Father Dehon's new religious congregation attracted prospective candidates at a slow but steady pace. The first person to join the community was his good friend, Father Alphonse Rasset, a priest, who like himself, had been looking for the support of a more spiritual environment in his pastoral ministry. Quickly, Father Rasset took charge of Saint Joseph's Youth Club.
In the first ten years there were 60 professed members in the new religious community; after 20 there were 130; and on the 50th anniversary of its founding the Congregation of the Priests of the Sacred Heart had almost a thousand members.

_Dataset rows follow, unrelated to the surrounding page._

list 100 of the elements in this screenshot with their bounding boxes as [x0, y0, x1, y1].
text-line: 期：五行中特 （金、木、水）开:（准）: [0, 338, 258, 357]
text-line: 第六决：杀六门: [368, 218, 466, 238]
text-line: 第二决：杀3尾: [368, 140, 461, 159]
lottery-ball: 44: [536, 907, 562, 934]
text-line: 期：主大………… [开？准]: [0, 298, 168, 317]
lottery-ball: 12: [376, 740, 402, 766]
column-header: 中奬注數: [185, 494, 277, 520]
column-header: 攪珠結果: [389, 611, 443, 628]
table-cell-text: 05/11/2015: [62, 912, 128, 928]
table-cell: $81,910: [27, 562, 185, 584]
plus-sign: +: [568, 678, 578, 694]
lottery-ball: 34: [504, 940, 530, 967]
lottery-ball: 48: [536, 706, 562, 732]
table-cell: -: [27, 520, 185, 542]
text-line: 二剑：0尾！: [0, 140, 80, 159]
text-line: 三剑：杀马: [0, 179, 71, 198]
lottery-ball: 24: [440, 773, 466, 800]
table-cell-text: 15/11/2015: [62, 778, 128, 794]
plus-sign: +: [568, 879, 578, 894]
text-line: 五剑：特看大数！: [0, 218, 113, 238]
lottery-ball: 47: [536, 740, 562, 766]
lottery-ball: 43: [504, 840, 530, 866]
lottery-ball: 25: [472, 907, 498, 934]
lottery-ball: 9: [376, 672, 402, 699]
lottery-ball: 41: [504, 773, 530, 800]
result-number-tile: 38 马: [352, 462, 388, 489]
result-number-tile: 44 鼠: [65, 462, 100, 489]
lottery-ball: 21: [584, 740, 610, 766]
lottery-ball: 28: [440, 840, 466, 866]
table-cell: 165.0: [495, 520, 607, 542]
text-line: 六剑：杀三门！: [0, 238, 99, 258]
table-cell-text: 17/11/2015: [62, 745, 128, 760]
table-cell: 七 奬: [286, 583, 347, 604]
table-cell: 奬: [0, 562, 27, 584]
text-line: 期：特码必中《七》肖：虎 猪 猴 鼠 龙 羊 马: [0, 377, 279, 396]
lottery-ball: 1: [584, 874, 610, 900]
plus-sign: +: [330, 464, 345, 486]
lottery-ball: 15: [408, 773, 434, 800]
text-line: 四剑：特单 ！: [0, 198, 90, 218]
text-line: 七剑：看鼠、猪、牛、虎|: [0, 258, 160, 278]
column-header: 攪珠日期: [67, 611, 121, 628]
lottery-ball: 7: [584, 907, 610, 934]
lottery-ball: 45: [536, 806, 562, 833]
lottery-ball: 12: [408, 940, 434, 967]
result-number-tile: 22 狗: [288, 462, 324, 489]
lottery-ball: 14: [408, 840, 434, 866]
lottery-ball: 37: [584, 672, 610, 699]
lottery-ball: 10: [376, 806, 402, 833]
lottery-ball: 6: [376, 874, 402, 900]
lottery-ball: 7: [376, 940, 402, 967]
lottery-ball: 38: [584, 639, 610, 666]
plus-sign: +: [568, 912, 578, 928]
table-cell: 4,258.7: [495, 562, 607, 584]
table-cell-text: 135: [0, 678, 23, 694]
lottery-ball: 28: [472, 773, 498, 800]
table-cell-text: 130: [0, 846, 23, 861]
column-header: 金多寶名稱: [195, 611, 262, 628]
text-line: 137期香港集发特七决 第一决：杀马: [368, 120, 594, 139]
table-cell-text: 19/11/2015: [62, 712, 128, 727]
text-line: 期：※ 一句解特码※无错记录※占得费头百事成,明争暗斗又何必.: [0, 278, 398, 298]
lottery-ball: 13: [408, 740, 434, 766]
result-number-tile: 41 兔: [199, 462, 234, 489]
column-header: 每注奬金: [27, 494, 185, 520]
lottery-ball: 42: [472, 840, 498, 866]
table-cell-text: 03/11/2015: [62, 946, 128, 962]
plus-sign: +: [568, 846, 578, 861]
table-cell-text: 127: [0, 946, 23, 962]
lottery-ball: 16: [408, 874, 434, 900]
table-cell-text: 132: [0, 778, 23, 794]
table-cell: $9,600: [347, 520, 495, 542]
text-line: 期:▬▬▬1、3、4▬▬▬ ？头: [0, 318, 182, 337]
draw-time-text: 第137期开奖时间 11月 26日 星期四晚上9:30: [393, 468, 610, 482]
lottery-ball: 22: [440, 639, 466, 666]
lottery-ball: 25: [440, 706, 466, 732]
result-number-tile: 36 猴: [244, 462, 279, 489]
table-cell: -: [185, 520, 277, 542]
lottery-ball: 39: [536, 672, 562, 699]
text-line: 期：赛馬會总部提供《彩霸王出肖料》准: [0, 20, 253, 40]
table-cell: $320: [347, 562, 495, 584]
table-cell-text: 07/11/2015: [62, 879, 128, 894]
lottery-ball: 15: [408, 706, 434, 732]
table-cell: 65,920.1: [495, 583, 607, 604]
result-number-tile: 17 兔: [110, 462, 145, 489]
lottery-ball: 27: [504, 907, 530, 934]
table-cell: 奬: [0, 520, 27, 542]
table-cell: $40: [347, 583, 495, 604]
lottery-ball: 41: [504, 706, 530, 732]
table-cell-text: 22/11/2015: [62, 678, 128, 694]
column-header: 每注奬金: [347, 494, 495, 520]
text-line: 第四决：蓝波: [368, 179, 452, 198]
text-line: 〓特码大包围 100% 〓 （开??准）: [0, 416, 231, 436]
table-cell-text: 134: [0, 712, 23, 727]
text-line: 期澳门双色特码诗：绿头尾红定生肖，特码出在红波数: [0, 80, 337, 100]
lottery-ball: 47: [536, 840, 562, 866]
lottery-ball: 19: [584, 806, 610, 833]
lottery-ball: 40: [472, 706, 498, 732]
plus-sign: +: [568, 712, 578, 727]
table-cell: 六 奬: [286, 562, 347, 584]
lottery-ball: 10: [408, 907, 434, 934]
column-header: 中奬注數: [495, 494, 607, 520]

From the beginning, the new congregation distinguished itself by its innovative approach to pastoral ministry. In addition to traditional works like running parishes, preaching missions and teaching, some of the first professed members began a ministry to the deaf at a time when there was little sensitivity to the needs of the physically handicapped. Other priests became chaplains in a textile factory in northern France where they not only provided religious services in the workplace but also introduced Christian values into the dealings of labor and management. Father Dehon himself was actively involved in many social issues, organizing meetings of church leaders to make them aware of the hardships endured by the working class, and also helping workers to organize in order to combat the unjust conditions that were imposed on their employment.
During his lifetime Father Dehon saw his congregation expand to Belgium, Holland, Germany, Scandinavia, Italy, Africa, North and South America, and Indonesia. But the story of his religious congregation is not an unbroken series of successes and expansion. At the beginning of the 20th century a hostile an ti-Catholic government came to power in France and quickly inaugurated a policy of confiscating church goods, closing down Catholic schools, and expelling religious congregations. A decade later World War I broke out in Europe. Along with millions of other innocent victims, Father Dehon's congregation suffered economic hardship, the destruction of property, and the loss of scores of priests and brothers killed in the hostilities. The single most devastating loss of life, however, occurred in 1964 in the former Belgian colony of the Congo when 29 members of the congregation, including one bishop, were murdered during the bloody Simba rebellion (the Congo has gone through several transformations since then, first as Zaire, and now as the Democratic Republic of Congo).